Low temperature sintering lead‐free dielectric xBiScO3‐(1‐x)BaTiO3 for energy storage applications

Abstract Fabrication of ceramic capacitors requires technological breakthroughs to address growing concerns regarding sustainability, cost, and increased power consumption in the manufacturing process. Low temperature sintered xBiScO3‐(1‐x)BaTiO3 (BS‐BT) with x = 0.4 is found to possess excellent energy storage performance and temperature stability. The grain size decreases from 3.5 μm sintered at 1100°C to less than 0.5 μm sintered at 800°C, leading to much improved breakdown field and energy storage properties.
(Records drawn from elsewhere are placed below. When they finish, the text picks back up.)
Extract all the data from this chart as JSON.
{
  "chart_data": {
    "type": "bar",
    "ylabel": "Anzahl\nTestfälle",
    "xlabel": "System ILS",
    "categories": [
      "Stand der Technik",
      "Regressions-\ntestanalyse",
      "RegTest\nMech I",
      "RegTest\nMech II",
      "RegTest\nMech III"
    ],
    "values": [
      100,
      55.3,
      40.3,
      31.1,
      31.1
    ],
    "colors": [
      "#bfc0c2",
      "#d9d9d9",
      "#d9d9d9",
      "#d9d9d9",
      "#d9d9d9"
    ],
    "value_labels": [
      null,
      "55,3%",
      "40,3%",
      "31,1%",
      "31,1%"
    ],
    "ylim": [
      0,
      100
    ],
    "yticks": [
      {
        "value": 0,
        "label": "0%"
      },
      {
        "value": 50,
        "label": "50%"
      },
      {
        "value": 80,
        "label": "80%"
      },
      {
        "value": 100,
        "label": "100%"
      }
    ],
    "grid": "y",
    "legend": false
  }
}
Recoverable energy density of 4.7 J/cm3 with a high efficiency of 89% was obtained at an electric field of 390 kV/cm, showing an excellent temperature stability over temperature range of 25–200°C and fatigue endurance for more than 105 cycles. Of particular importance is that the ceramic tape cofired with silver electrode over temperature range of 800–850°C shows no reaction and diffusion of silver at the electrode/ceramic interface, while a recoverable energy density of 3.3 J/cm3 was achieved with satisfactory efficiency of 80% at an electric field of 340 kV/cm when sintered in reduced atmosphere, expanding the electrode selection to low‐cost base metal, such as Cu and Ni. This work provides a good paradigm in ceramic capacitor fabrications that will help reduce overall cost and power consumption by utilizing low temperature sintered lead‐free dielectrics with comparable or even superior energy storage properties over state‐of‐the‐art dielectrics.